Several of Miller’s stories, set so carefully in place and time, edge toward the magical, while others, including Night Train, Killing Houdini and Certain Miracles weave lyricism into traditional realism and historical events. Afficionados of short fiction may detect whiffs of Russell Banks, Bonnie Jo Campbell, Denis Johnson and Daniel Woodrell in the work of Miller, but Miller offers a bit more lyricism in his prose, along with a tad more tenderness in his resolutions.
Even so Miller’s route to publication was full of disappointments and rejections. Before assembling his story collection, he’d written two novels and signed with ‘a very high-powered New York agent, top of the line.’
“He looked at me and he said, ‘Gary, I’m going to tell you something right now. There is going to be a happy ending to your story. These books are going to be published.’”
For two years the agent did everything he could to “make it happen but he couldn’t…That was a devastating time. I didn’t write for another two years.”
Finally, he sent one of his novels to Fomite Press, a small publisher in Vermont that describes itself on its website as “a post-capitalist operation in which the authors get almost all profits, and Fomite gets little or nothing beyond expenses. We have no plans to make money with the press, only to serve the writing community by bringing out high-level literary work and making it available.”
The publisher, Marc Estrin, got back to Miller quickly. “He said, ‘You’re a good writer but I don’t like this book…Do you have anything else?’ I sent him my story collection and a day later he emailed me back and said, ‘I love this book and I want to publish it. Will you please let me publish it?’ I said yes.”

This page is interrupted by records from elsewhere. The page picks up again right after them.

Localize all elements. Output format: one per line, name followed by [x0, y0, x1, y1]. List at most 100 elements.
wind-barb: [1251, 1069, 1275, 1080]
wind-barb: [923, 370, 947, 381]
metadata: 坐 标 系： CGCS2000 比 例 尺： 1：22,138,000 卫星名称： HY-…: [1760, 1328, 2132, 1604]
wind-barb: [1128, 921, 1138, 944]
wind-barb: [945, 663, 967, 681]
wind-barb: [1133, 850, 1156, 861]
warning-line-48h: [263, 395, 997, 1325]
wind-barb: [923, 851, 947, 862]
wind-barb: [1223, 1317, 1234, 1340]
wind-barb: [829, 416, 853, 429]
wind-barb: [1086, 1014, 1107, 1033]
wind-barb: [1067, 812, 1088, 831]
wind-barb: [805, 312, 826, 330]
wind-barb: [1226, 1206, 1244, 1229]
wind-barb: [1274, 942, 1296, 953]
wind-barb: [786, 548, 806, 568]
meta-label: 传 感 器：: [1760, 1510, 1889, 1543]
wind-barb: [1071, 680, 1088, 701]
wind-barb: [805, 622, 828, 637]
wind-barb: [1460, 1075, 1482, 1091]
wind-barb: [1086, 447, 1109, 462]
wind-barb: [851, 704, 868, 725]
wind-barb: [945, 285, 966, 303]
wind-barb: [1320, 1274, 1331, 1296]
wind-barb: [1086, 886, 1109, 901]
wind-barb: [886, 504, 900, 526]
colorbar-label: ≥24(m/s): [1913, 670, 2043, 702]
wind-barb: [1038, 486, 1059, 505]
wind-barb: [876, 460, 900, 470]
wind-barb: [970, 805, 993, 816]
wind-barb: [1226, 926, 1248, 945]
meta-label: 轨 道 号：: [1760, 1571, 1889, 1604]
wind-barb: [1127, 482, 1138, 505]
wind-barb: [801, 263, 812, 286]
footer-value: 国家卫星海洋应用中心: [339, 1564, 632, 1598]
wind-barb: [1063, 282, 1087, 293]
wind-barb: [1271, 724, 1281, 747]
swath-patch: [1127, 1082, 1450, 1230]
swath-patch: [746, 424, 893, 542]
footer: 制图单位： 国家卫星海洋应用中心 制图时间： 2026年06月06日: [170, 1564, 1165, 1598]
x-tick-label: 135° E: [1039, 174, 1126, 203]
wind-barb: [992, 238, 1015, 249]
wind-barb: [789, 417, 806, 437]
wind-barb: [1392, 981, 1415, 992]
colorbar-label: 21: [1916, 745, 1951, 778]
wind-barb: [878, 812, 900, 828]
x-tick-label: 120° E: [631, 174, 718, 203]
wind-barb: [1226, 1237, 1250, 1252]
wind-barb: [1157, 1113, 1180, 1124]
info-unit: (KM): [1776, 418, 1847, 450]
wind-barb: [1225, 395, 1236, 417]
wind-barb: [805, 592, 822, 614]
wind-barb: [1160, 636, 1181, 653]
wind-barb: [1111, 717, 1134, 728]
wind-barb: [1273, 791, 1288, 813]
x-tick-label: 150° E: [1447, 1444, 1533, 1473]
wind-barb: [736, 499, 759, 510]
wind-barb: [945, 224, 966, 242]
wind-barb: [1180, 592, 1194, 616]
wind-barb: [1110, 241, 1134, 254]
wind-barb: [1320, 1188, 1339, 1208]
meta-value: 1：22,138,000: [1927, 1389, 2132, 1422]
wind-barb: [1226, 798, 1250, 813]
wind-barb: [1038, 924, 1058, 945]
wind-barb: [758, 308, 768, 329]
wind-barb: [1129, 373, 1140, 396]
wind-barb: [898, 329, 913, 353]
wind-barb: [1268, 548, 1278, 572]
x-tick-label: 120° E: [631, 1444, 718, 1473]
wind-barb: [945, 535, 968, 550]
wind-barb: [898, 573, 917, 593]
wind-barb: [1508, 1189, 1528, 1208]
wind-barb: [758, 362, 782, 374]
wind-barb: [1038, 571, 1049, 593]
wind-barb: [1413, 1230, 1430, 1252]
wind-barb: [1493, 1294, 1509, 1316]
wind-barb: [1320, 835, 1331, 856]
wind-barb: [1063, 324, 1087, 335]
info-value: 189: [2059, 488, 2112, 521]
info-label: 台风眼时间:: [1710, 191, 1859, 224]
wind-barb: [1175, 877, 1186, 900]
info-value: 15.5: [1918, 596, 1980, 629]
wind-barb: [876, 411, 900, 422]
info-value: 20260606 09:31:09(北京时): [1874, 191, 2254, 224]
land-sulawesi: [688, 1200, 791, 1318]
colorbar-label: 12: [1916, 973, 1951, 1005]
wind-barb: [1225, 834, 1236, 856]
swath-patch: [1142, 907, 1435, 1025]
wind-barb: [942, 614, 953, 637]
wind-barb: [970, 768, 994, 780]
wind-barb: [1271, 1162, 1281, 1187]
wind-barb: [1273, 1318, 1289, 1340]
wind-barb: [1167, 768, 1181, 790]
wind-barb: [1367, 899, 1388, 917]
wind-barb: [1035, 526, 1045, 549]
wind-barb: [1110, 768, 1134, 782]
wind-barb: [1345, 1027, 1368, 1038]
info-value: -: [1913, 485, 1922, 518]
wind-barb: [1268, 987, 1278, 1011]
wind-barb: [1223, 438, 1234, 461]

With his first collection published and a novel in its final stages of creation, Miller has this advice to young ambitious writers: “Don’t wait for the world to tell you when you’re a writer, just write. Start writing, send your stuff out. Form relationships with magazines and with other writers and read all the time. You can’t be a writer if you don’t read. Find a book you like and try to figure out how it works. Go through the book, write all over it, make notes, and underline sentences you like.
“Persist, don’t give up, just keep writing and don’t ever be afraid. Find a newspaper, find a blog that will let you write for them and get your work out there. Just start being a writer. Say it now, say you are a writer right now and be one. That’s number one. And persist is number two. Every minute you’re not writing, somebody else in competition is.”